Interpreting MAPE and Recognizing Limitations
MAPE interpretation depends heavily on your domain. Here are general guidelines:
- < 10%: Excellent forecasting accuracy
- 10-20%: Good performance, acceptable for most business applications
- 20-50%: Reasonable, depending on context (acceptable for long-term forecasts)
- > 50%: Poor accuracy, model needs improvement
However, these thresholds shift dramatically by industry. Retail demand forecasting might accept 20-30% MAPE for slow-moving items, while financial trading algorithms require sub-1% accuracy.
MAPE has critical limitations. It asymmetrically penalizes over-predictions less than under-predictions. If actual = 100 and predicted = 50, the error is 50%. But if predicted = 150, the error is only 50%. This asymmetry can bias model selection toward over-forecasting.
MAPE also struggles with low-volume scenarios. An actual value of 2 with a prediction of 4 yields 100% MAPE, even though the absolute error is just 2 units. This makes MAPE unreliable for datasets with small actual values.
import matplotlib.pyplot as plt
import numpy as np
from sklearn.metrics import mean_absolute_percentage_error
# Generate example predictions
actual = np.array([100, 120, 115, 130, 125, 140, 135, 150])
predicted = np.array([98, 125, 110, 135, 120, 145, 130, 155])
mape = mean_absolute_percentage_error(actual, predicted) * 100
# Visualization
plt.figure(figsize=(10, 6))
plt.plot(actual, 'o-', label='Actual', linewidth=2, markersize=8)
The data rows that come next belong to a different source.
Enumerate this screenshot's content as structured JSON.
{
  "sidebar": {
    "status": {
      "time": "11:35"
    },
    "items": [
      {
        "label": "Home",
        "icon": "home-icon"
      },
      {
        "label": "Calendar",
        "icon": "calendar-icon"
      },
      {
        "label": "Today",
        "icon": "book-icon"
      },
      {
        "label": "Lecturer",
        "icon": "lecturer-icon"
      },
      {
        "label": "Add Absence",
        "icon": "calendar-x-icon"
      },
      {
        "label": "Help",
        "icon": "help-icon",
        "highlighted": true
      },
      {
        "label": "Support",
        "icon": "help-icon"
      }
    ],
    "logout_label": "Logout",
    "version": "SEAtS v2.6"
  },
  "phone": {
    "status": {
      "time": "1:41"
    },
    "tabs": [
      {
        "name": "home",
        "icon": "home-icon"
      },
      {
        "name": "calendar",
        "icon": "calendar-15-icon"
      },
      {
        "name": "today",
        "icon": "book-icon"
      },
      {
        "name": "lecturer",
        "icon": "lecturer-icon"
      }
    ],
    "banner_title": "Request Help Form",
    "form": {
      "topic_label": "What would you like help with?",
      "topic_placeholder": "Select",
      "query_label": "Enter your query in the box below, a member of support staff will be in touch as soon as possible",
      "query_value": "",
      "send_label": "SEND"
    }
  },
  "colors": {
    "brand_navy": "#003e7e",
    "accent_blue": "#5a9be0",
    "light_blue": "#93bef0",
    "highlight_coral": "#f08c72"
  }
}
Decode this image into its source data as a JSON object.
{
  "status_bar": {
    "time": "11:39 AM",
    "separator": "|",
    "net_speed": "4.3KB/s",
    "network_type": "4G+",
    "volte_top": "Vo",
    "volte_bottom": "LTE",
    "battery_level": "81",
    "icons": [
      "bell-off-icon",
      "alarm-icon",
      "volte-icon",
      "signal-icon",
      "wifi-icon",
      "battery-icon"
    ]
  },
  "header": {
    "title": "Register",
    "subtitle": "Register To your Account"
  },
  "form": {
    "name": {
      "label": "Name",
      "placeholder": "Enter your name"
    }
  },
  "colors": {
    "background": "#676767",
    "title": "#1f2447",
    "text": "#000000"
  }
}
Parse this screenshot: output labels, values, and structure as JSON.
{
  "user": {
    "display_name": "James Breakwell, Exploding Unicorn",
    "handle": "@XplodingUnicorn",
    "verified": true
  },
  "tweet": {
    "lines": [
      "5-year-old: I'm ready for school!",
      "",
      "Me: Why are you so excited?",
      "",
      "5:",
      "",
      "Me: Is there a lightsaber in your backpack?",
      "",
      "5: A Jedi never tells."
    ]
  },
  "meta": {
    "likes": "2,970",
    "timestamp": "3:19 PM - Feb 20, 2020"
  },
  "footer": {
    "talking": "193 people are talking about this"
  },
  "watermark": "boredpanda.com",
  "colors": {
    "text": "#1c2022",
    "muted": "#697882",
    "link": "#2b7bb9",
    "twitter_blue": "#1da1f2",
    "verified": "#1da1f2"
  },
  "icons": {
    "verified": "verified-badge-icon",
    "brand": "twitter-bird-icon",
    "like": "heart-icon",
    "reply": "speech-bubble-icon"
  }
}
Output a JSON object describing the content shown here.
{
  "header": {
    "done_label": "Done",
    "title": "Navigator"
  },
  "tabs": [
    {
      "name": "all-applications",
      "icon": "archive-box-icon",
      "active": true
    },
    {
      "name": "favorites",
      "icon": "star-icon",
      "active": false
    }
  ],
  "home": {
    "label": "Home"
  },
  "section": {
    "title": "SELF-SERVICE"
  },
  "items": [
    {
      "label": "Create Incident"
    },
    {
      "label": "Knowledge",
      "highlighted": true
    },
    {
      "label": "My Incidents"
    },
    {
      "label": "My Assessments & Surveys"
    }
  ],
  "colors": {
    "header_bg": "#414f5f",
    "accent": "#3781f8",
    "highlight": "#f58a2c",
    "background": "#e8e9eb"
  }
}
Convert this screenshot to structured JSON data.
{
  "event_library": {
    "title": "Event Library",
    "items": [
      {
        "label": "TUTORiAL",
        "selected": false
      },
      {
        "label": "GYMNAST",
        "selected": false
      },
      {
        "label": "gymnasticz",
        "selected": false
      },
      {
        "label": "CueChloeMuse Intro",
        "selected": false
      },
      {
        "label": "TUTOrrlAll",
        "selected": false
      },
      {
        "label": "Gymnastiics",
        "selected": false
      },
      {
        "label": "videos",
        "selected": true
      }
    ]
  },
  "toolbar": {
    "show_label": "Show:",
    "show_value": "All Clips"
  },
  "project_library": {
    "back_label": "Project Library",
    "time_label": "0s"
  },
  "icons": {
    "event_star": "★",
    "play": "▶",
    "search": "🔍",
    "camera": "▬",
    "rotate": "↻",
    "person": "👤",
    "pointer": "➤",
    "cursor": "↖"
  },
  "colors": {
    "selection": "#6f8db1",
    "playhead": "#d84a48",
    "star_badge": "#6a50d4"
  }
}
plt.plot(predicted, 's-', label='Predicted', linewidth=2, markersize=8)
plt.xlabel('Observation')
plt.ylabel('Value')
plt.title(f'Actual vs Predicted (MAPE: {mape:.2f}%)')
plt.legend()
plt.grid(True, alpha=0.3)
plt.tight_layout()
plt.savefig('mape_visualization.png', dpi=300)
plt.show()
This visualization helps communicate model performance to stakeholders. The MAPE score in the title provides quantitative accuracy, while the plot shows qualitative fit—whether the model captures trends, seasonality, or systematically over/under-predicts.
For production systems, consider reporting MAPE alongside complementary metrics like MAE (for absolute error context) and RMSE (for outlier sensitivity). This multi-metric approach provides a complete picture of model performance and helps identify specific failure modes. MAPE tells you the percentage story stakeholders want to hear, while other metrics provide the technical depth you need for model improvement.